Cela fait longtemps que je n'ai pas secoué le héros récurrent de ce blog – alias un jeune blanc-bec qui a entrepris d'exercer la profession de traducteur –, dans le but généreux de faire entrer dans sa caboche les rudiments du métier.

Je le vois d'ici qui somnole, croyant sans doute que s'ouvrent devant lui les trois mois de vacances auxquels l'ont habitué des années d'université. Le bougre a le nez sur un genre de gadget plat qui lui tient dans la main et qu'il tripote de l'autre d'un geste glaireux. C'est signe qu'il n'est pas tout à fait assoupi. Tirons-le de sa torpeur pour le ramener dans le monde réel et lui rendre par là un insigne service.

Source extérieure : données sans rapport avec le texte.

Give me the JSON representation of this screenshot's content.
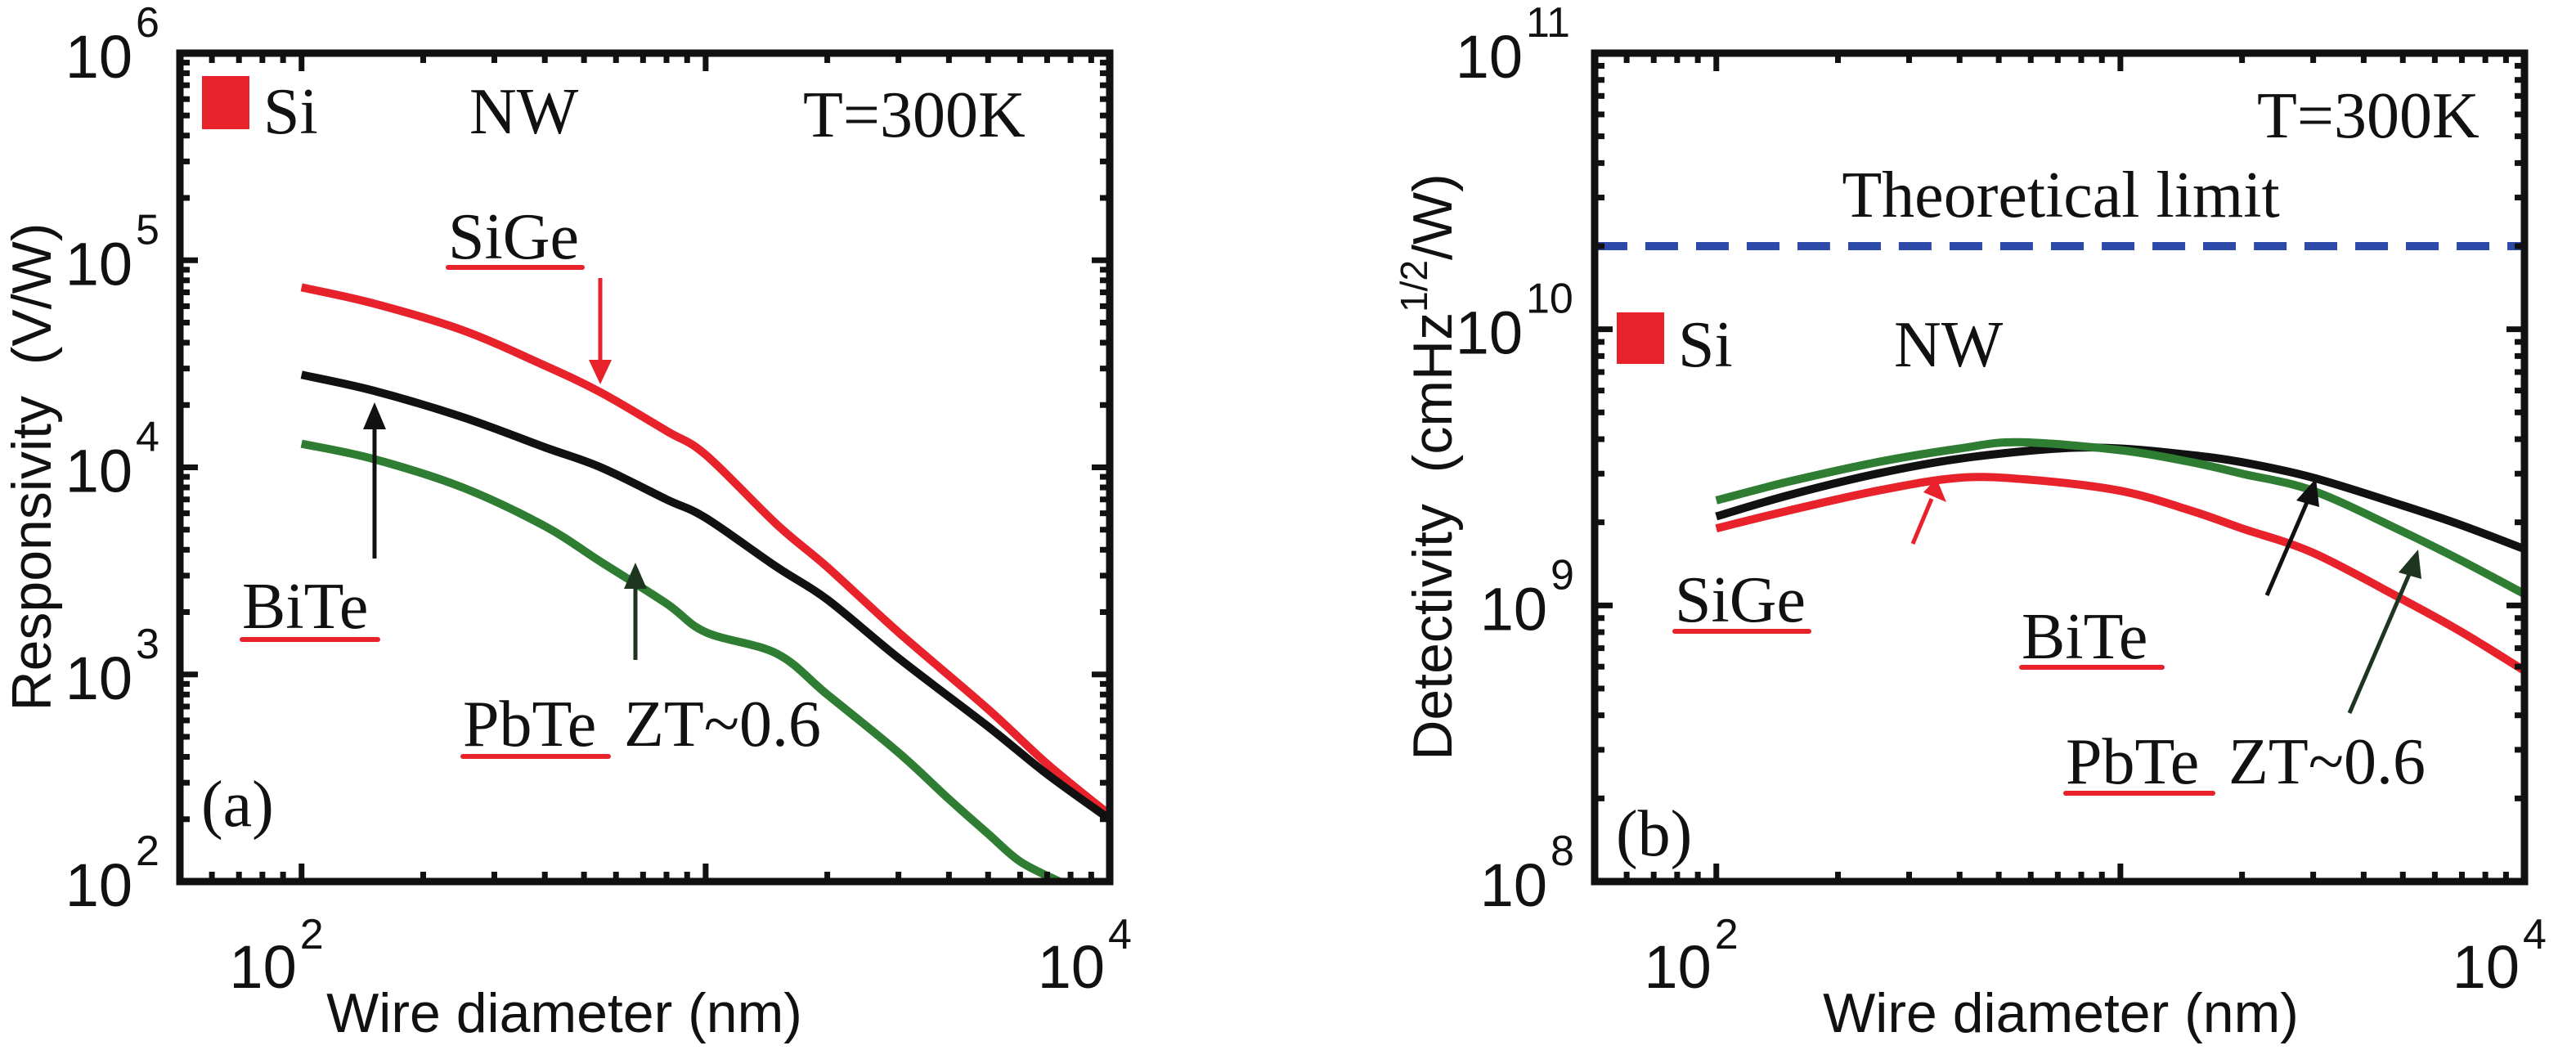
{
  "chart_data": [
    {
      "panel": "(a)",
      "type": "line",
      "xscale": "log",
      "yscale": "log",
      "xlabel": "Wire diameter (nm)",
      "ylabel": "Responsivity  (V/W)",
      "xlim": [
        50,
        10000
      ],
      "ylim": [
        100,
        1000000
      ],
      "xticks": [
        {
          "base": "10",
          "exp": "2",
          "value": 100
        },
        {
          "base": "10",
          "exp": "4",
          "value": 10000
        }
      ],
      "yticks": [
        {
          "base": "10",
          "exp": "2",
          "value": 100
        },
        {
          "base": "10",
          "exp": "3",
          "value": 1000
        },
        {
          "base": "10",
          "exp": "4",
          "value": 10000
        },
        {
          "base": "10",
          "exp": "5",
          "value": 100000
        },
        {
          "base": "10",
          "exp": "6",
          "value": 1000000
        }
      ],
      "grid": false,
      "series": [
        {
          "name": "SiGe",
          "color": "#e8222b",
          "x": [
            100,
            150,
            250,
            400,
            550,
            800,
            1000,
            1500,
            2000,
            3000,
            5000,
            7000,
            10000
          ],
          "y": [
            74000,
            62000,
            46000,
            31000,
            23000,
            15000,
            11500,
            5300,
            3300,
            1600,
            680,
            370,
            210
          ]
        },
        {
          "name": "BiTe",
          "color": "#111111",
          "x": [
            100,
            150,
            250,
            400,
            550,
            800,
            1000,
            1500,
            2000,
            3000,
            5000,
            7000,
            10000
          ],
          "y": [
            28000,
            23500,
            17500,
            12500,
            10000,
            7000,
            5700,
            3300,
            2300,
            1200,
            560,
            330,
            200
          ]
        },
        {
          "name": "PbTe ZT~0.6",
          "color": "#2e7d32",
          "x": [
            100,
            150,
            250,
            400,
            550,
            800,
            1000,
            1500,
            2000,
            3000,
            4000,
            5000,
            6000,
            7500
          ],
          "y": [
            13000,
            11000,
            8000,
            5200,
            3500,
            2200,
            1600,
            1260,
            800,
            420,
            250,
            170,
            125,
            100
          ]
        }
      ],
      "annotations": {
        "legend_square_label": "Si",
        "nw_label": "NW",
        "temperature": "T=300K",
        "sige_label": "SiGe",
        "bite_label": "BiTe",
        "pbte_label": "PbTe",
        "zt_label": "ZT~0.6",
        "panel_label": "(a)"
      }
    },
    {
      "panel": "(b)",
      "type": "line",
      "xscale": "log",
      "yscale": "log",
      "xlabel": "Wire diameter (nm)",
      "ylabel": "Detectivity  (cmHz",
      "ylabel_sup": "1/2",
      "ylabel_tail": "/W)",
      "xlim": [
        50,
        10000
      ],
      "ylim": [
        100000000,
        100000000000
      ],
      "xticks": [
        {
          "base": "10",
          "exp": "2",
          "value": 100
        },
        {
          "base": "10",
          "exp": "4",
          "value": 10000
        }
      ],
      "yticks": [
        {
          "base": "10",
          "exp": "8",
          "value": 100000000
        },
        {
          "base": "10",
          "exp": "9",
          "value": 1000000000
        },
        {
          "base": "10",
          "exp": "10",
          "value": 10000000000
        },
        {
          "base": "10",
          "exp": "11",
          "value": 100000000000
        }
      ],
      "grid": false,
      "series": [
        {
          "name": "SiGe",
          "color": "#e8222b",
          "x": [
            100,
            150,
            250,
            400,
            600,
            1000,
            1500,
            2000,
            3000,
            5000,
            7000,
            10000
          ],
          "y": [
            1900000000.0,
            2200000000.0,
            2600000000.0,
            2900000000.0,
            2850000000.0,
            2600000000.0,
            2200000000.0,
            1900000000.0,
            1550000000.0,
            1050000000.0,
            800000000.0,
            580000000.0
          ]
        },
        {
          "name": "BiTe",
          "color": "#111111",
          "x": [
            100,
            150,
            250,
            400,
            700,
            1000,
            1500,
            2000,
            3000,
            5000,
            7000,
            10000
          ],
          "y": [
            2100000000.0,
            2500000000.0,
            3000000000.0,
            3400000000.0,
            3700000000.0,
            3700000000.0,
            3500000000.0,
            3300000000.0,
            2900000000.0,
            2300000000.0,
            1950000000.0,
            1600000000.0
          ]
        },
        {
          "name": "PbTe ZT~0.6",
          "color": "#2e7d32",
          "x": [
            100,
            150,
            250,
            400,
            560,
            1000,
            1500,
            2000,
            3000,
            5000,
            7000,
            10000
          ],
          "y": [
            2400000000.0,
            2800000000.0,
            3300000000.0,
            3700000000.0,
            3900000000.0,
            3650000000.0,
            3300000000.0,
            3000000000.0,
            2600000000.0,
            1850000000.0,
            1450000000.0,
            1100000000.0
          ]
        },
        {
          "name": "Theoretical limit",
          "color": "#2e4aa8",
          "style": "dashed",
          "x": [
            50,
            10000
          ],
          "y": [
            20000000000.0,
            20000000000.0
          ]
        }
      ],
      "annotations": {
        "theoretical_limit": "Theoretical limit",
        "legend_square_label": "Si",
        "nw_label": "NW",
        "temperature": "T=300K",
        "sige_label": "SiGe",
        "bite_label": "BiTe",
        "pbte_label": "PbTe",
        "zt_label": "ZT~0.6",
        "panel_label": "(b)"
      }
    }
  ],
  "colors": {
    "accent_red": "#e8222b",
    "frame": "#111111",
    "theoretical_line": "#2e4aa8"
  }
}
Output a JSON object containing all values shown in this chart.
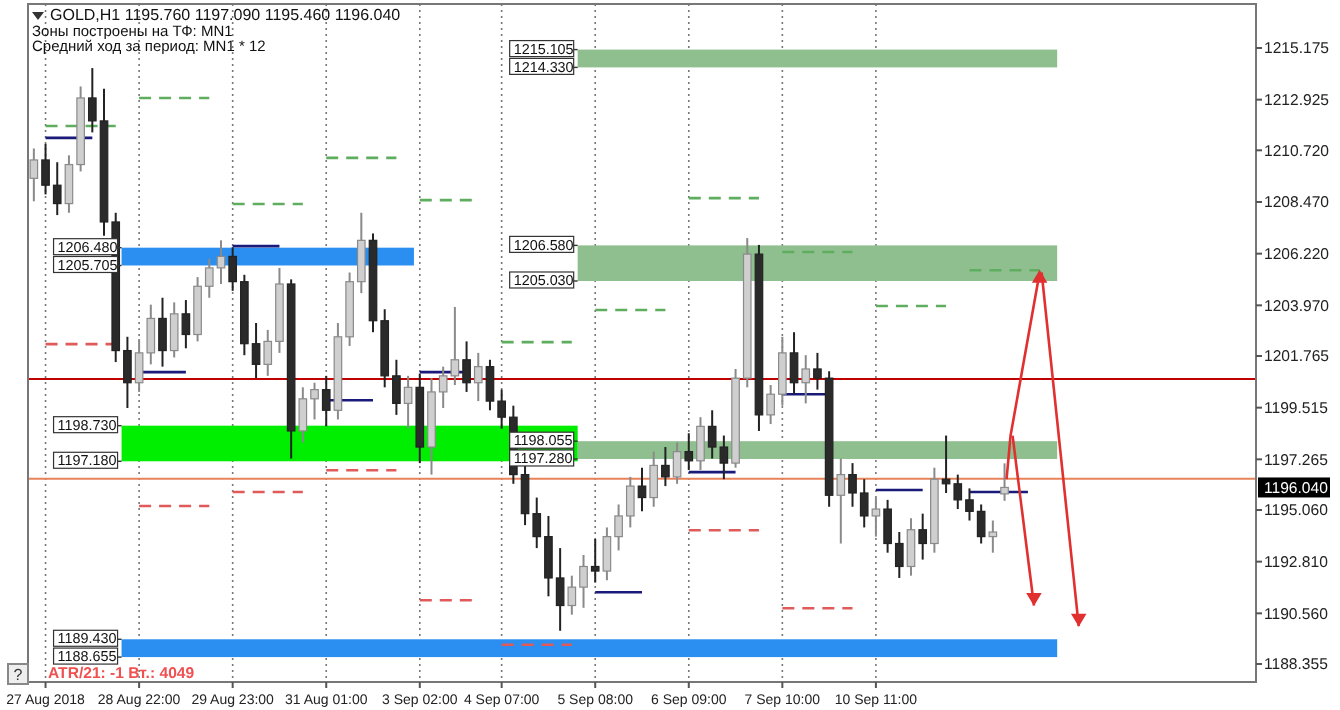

— Holà, Jeune Bobo  Soho Worker** TIP*** Jeune Traducteur Inexpérimenté !

— Plaît-il ?

(L'animal m'énerve plus que jamais quand il feint de s'exprimer dans une langue châtiée plutôt que dans son sabir coutumier.)

— Dis voir... Quand tu rencontres un nom de lieu dans une de tes multiples langues sources (oui, c'est agaçant, le gamin est polyglotte), je te fiche mon billet que tu le laisses bêtement tel quel dans le texte cible ?

— Bah oui, si je tombe sur « Madrid » ou « Paris », je traduis par « Madrid » ou « Paris », profère l'insolent en se payant ouvertement ma tête, qui pis est avec un accent impeccable tant en espagnol qu'en anglais.

— Et « Mexico City » ?...

(Je me complais à lui tendre ce piège cruel, je l'avoue.)

— Je traduis par « Mexico », puisqu'en français, la confusion n'est pas possible entre le nom du pays et de sa capitale !! As-tu donc enfin terminé de comptabiliser tes points de retraite, ô noble Aînée pas loin de sucrer les fraises, pour qu'une oisiveté mère de tous les vices te pousse à me poser des questions aussi sournoises que débiles ?

Tu crois que j'ignore que quand un toponyme étranger a, pour des raisons historiques, son pendant en français, on s'abstient de le laisser sous sa forme d'origine ?! Comme Ratisbonne, par exemple.

— Diantre, tu connais non seulement Ratisbonne mais aussi le terme
« toponyme » ?...

(Parfois, il me surprend autrement que par son insondable ignorance. Sans doute Erasmus l'a-t-il amené à fricoter avec des étudiantes du pays bavarois – je ne vois pas d'autre explication à cette science inattendue de sa part.)

— Ouais, même que j'ai assisté au colloque sur la « Traduction des noms propres dans le contexte de la traduction des écrits de voyage », quand j'étais à l'ESIT. Bon, d'accord, c'est bien parce que je comptais pécho à la sortie la traductrice qui intervenait sur « Norme, pragmatisme et frustration : la traduction des noms propres dans le documentaire de voyage », histoire qu'elle reste pas frustrée sur toute la ligne, hin hin hin.(1)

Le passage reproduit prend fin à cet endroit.